By Ann Marie Foley - 26 August, 2014
Social justice must be at the centre of a nation which cares for all people according to the National Management Council of the Society of St Vincent de Paul (SVP).
Speaking about the Ethics Initiative of President Michael D. Higgins, the SVP stated it wants a dialogue in 2015 with a wide range of social, economic, education, culture, spiritual and NGO groupings with a view to finding a shared vision for Irish society into the future.
SVP National President, Geoff Meagher, said that while political and economic issues have been prioritised until now, social justice must be at the centre of a nation.
“Now is the time to discuss what matters most to us as a nation – its people and the situation in which they live, work or, in too many cases, try to exist without work. It is generally accepted that we lost something as a nation during the Celtic Tiger years. Now is the time to discuss the changes needed and to prepare for when the nation emerges from this difficult period. There are no easy answers, but that is no reason not to commence the debate,” Geoff Meagher said.
The President will open a half-day forum in Dublin on 22 September next.
At the forum in Dublin, the SVP will launch an exploratory research study with one-parent families it is assisting.
Entitled “It’s the hardest job in the world”, this study will focus on SVP’s work on the causes of poverty and exclusion, which has been there since its founding in 1844.
In July, at the President of Ireland’s Ethics Initiative Garden Party, President Michael D. Higgins said it was “a project to stimulate discussion across all sectors of Irish society on the challenges of living together ethically, and what is demanded at this beginning of the twenty-first century.”
Representatives of community groups, charities, professional bodies, third level institutions were present.
The President told them that a collective assessment of ethics and values is “both important and timely, as Ireland is emerging from a crisis that has not only economic but also political, social, intellectual and moral ramifications.”
He said that more globally the Irish and other nations of the world should tackle the challenges of uncertain and volatile times.
For example in: developments in technology and science; economic and financial globalization; unsustainable high levels of inequality and poverty; the scale of migrations worldwide; or global climate change.
“We are collectively and urgently challenged to find a distinctive, engaged and moral voice, to be conscious actors rather than passive targets in the current global flux of disintegrating models of social, economic and political life – circumstances that challenge the participatory core of democracy itself,” he stated.

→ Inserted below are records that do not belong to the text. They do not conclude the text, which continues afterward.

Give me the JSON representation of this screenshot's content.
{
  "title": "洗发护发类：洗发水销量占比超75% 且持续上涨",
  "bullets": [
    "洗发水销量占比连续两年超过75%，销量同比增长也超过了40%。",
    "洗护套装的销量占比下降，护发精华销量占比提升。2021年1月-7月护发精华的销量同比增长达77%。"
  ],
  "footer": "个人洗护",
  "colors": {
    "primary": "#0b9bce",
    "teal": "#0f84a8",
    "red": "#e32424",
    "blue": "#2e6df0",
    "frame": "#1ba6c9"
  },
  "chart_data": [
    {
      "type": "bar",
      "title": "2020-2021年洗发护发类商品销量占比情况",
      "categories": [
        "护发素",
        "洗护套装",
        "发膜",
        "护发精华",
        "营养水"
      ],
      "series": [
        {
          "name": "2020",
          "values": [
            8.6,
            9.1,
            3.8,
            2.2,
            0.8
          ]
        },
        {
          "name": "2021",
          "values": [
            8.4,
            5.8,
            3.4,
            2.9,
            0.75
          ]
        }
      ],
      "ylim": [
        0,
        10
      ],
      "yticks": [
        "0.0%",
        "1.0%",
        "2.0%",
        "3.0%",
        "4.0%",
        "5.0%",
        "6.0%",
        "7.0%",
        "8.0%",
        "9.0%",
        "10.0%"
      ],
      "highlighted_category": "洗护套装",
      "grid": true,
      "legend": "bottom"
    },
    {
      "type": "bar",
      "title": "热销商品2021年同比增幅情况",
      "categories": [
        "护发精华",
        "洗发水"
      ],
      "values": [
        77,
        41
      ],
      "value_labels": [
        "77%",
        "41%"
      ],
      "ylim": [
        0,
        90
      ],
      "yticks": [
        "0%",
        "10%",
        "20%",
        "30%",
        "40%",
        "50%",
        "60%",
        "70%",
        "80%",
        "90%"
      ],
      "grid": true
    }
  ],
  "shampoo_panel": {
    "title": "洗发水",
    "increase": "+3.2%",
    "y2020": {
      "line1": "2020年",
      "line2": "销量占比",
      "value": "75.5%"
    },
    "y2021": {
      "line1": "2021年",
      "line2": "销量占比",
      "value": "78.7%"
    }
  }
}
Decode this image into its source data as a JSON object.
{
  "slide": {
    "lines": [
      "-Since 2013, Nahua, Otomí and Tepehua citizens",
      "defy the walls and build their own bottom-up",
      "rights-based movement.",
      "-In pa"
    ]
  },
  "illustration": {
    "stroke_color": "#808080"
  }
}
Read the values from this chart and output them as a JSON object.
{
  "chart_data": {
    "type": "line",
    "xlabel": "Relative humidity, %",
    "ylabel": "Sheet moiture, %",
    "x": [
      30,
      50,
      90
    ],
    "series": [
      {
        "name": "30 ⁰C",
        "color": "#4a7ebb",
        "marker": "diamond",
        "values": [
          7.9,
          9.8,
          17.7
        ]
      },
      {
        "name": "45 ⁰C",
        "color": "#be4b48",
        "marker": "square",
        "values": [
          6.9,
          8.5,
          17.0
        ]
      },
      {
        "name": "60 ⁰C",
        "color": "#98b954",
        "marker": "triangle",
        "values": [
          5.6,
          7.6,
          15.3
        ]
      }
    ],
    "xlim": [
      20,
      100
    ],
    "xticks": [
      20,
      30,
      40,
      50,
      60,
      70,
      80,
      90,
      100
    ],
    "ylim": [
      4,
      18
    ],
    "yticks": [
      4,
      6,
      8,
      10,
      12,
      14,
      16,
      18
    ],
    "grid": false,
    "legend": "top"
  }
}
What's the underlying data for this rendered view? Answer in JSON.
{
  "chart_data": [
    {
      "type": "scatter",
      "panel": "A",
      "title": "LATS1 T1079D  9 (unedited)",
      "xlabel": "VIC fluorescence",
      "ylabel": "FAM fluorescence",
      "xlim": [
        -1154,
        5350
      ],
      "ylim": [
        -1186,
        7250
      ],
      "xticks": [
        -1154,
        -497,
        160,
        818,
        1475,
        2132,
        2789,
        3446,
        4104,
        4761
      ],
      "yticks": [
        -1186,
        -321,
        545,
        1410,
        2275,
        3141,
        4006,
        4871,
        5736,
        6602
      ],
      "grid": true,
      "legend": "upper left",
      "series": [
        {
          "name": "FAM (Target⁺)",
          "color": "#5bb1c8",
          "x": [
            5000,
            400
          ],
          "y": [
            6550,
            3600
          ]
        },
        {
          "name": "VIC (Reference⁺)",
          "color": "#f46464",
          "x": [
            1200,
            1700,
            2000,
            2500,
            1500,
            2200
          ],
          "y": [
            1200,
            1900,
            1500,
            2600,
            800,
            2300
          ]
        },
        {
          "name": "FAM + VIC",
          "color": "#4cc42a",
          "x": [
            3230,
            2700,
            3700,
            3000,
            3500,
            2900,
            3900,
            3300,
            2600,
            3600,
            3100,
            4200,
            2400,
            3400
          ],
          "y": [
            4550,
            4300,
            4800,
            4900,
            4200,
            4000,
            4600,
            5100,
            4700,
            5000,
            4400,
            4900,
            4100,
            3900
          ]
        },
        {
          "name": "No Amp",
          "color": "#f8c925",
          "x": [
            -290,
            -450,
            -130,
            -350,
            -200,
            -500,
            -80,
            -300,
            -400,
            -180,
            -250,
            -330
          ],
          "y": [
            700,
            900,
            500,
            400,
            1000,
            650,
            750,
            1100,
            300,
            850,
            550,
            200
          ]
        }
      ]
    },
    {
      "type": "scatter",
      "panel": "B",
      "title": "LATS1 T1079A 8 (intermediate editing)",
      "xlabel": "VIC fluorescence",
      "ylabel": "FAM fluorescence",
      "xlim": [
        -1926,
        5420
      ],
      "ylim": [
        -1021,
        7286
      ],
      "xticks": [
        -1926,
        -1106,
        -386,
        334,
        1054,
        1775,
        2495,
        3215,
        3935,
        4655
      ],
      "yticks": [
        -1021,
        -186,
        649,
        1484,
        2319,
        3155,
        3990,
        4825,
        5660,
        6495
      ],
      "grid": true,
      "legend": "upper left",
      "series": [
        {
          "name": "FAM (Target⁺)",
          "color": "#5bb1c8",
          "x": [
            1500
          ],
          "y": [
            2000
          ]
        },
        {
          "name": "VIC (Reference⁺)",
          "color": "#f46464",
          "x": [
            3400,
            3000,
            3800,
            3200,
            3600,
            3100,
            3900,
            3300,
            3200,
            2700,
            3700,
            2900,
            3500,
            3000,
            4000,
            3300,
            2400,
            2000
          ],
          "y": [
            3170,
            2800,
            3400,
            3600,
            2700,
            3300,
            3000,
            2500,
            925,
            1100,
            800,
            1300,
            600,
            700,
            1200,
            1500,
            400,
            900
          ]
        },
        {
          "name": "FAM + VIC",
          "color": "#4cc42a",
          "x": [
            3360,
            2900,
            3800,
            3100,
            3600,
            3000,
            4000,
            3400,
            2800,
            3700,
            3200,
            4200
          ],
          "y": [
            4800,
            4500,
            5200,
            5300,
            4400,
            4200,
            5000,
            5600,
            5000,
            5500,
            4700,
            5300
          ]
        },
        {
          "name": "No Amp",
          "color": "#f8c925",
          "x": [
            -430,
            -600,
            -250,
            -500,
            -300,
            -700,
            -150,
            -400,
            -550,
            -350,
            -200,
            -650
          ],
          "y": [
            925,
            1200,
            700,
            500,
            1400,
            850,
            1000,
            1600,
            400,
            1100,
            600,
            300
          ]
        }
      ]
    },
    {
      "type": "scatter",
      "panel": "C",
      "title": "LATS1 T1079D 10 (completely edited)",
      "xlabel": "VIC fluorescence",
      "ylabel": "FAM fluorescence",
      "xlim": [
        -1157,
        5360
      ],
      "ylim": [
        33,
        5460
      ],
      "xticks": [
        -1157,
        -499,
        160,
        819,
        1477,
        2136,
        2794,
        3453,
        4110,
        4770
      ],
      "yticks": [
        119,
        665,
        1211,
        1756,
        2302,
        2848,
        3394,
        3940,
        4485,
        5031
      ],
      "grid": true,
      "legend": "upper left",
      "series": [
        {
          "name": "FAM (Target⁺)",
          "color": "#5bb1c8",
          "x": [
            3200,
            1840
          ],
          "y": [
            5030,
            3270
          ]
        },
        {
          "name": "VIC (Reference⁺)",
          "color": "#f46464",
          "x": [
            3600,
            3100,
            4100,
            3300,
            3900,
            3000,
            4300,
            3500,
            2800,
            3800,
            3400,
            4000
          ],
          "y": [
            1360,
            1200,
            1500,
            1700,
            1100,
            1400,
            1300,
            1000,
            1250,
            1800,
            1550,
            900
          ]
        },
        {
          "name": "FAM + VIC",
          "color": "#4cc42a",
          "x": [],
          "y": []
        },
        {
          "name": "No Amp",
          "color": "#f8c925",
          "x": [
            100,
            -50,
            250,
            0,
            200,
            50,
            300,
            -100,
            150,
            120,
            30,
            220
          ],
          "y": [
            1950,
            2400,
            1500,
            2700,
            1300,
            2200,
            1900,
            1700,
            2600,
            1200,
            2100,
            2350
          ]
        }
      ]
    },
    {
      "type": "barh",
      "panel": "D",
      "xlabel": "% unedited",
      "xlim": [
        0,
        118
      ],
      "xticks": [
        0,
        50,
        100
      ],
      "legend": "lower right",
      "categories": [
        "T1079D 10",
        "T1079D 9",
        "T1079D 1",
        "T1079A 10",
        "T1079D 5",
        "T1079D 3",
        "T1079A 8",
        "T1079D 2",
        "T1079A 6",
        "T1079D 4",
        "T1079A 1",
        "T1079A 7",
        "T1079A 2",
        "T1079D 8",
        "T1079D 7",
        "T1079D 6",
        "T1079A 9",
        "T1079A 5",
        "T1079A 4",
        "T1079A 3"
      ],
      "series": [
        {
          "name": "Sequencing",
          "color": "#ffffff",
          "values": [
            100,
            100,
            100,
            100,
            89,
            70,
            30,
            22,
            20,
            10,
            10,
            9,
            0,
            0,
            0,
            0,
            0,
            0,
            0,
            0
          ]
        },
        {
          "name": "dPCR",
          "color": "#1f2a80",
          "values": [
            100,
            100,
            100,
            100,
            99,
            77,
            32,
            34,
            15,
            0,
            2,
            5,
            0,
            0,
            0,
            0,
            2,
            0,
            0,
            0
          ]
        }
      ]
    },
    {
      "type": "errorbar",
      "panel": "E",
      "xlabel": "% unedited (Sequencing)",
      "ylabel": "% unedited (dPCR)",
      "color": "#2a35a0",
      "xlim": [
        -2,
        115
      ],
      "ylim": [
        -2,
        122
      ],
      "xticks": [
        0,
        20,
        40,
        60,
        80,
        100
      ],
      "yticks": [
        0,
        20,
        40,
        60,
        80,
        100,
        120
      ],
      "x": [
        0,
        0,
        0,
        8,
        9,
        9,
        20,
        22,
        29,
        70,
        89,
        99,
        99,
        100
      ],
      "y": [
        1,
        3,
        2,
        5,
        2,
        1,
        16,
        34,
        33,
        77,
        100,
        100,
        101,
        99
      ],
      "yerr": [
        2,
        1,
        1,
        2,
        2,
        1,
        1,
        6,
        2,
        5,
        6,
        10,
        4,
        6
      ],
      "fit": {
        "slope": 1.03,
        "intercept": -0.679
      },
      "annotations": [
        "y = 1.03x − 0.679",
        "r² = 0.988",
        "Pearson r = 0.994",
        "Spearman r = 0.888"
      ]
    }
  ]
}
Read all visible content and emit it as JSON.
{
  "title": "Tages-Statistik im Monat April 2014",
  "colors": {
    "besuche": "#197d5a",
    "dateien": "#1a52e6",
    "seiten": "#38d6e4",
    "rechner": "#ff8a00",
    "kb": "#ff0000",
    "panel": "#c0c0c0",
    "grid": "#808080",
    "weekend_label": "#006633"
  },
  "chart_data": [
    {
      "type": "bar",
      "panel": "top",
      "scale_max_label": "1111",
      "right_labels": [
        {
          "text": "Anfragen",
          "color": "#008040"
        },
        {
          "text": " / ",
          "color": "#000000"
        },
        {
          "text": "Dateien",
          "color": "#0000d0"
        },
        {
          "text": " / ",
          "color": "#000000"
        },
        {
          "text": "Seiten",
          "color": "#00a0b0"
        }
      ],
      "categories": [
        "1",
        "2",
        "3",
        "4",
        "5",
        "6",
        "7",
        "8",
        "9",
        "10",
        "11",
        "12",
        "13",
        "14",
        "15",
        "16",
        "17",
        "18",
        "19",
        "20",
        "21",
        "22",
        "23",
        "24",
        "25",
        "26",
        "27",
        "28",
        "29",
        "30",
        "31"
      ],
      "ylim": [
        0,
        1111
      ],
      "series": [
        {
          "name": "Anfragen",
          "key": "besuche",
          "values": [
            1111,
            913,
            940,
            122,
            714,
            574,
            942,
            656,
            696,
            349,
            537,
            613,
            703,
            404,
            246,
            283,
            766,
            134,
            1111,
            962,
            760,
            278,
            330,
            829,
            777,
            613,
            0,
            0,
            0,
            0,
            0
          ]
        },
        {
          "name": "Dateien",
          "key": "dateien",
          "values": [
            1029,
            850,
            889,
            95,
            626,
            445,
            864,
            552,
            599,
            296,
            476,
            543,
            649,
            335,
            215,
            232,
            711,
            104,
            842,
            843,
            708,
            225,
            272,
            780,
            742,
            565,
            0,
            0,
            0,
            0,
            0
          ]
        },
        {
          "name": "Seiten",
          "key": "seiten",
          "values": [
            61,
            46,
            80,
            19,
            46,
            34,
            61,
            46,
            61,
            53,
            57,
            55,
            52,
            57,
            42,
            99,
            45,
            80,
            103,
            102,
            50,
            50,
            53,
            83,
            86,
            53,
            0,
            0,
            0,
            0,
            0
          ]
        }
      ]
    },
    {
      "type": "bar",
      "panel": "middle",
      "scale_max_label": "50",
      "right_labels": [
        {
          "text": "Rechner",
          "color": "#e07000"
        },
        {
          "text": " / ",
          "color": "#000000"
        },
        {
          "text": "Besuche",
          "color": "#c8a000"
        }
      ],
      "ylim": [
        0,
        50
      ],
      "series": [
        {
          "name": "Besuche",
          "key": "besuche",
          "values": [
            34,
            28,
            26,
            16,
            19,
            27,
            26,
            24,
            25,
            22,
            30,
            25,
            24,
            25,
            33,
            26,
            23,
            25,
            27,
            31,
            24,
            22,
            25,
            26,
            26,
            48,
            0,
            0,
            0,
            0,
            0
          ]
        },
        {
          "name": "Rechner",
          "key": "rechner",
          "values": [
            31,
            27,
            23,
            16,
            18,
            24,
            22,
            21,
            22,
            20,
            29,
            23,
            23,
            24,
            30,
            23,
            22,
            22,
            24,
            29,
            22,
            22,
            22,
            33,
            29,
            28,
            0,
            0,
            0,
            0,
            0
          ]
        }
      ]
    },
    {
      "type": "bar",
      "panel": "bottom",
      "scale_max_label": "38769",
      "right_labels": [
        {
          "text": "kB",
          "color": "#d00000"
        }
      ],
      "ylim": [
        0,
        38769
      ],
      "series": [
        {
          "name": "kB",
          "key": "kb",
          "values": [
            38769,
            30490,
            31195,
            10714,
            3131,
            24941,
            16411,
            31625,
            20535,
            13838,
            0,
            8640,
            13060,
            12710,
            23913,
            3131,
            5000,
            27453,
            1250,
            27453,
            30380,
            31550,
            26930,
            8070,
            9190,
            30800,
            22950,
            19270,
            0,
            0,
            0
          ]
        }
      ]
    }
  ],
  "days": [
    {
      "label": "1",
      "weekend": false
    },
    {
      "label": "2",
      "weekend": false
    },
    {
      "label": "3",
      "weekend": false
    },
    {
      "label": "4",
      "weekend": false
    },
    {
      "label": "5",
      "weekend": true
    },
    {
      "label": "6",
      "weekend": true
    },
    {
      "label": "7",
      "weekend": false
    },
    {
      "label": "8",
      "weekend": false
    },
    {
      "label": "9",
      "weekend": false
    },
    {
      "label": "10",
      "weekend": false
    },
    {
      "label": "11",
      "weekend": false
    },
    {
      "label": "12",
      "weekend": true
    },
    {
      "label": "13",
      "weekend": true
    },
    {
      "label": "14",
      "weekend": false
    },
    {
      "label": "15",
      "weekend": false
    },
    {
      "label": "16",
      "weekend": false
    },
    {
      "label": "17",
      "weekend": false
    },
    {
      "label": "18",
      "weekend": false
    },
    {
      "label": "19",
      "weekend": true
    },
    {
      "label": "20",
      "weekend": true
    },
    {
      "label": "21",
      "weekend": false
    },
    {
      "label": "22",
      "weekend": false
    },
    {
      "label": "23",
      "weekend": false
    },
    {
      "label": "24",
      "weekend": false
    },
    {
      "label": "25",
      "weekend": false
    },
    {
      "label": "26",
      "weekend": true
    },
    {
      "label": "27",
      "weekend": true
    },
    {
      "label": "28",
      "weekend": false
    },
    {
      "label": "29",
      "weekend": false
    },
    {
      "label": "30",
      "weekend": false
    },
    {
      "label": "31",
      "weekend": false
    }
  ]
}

The President suggested that people should “unlearn” assumptions such as: that generalized competition is the core impulse of human life; or the inevitability of unrestrained self-interest; and conceptions of value as being confined to what is measurable.
“Such ideas have become so pervasive, and caused so much damage, in our collective life that we are morally challenged to confront them,” he said.
He felt that Irish citizens are willing to move beyond anger and recrimination in response to recent difficulties.
“They are eager to discuss a new set of principles by which they might represent and project their lives together, and with all those with whom we share our common and fragile planet,” he said.
Universities have already held some of the more than 50 events that are to be held to stimulate debate on and awareness of ethics. Among the themes to be explored are ethics in all disciplines such as economics, cyberethics and media, healthcare, planning and construction, religion and public life.
The President of Ireland’s Ethics Initiative is the second in a series of public seminars and reflections that President Higgins intends to hold during his term in Office.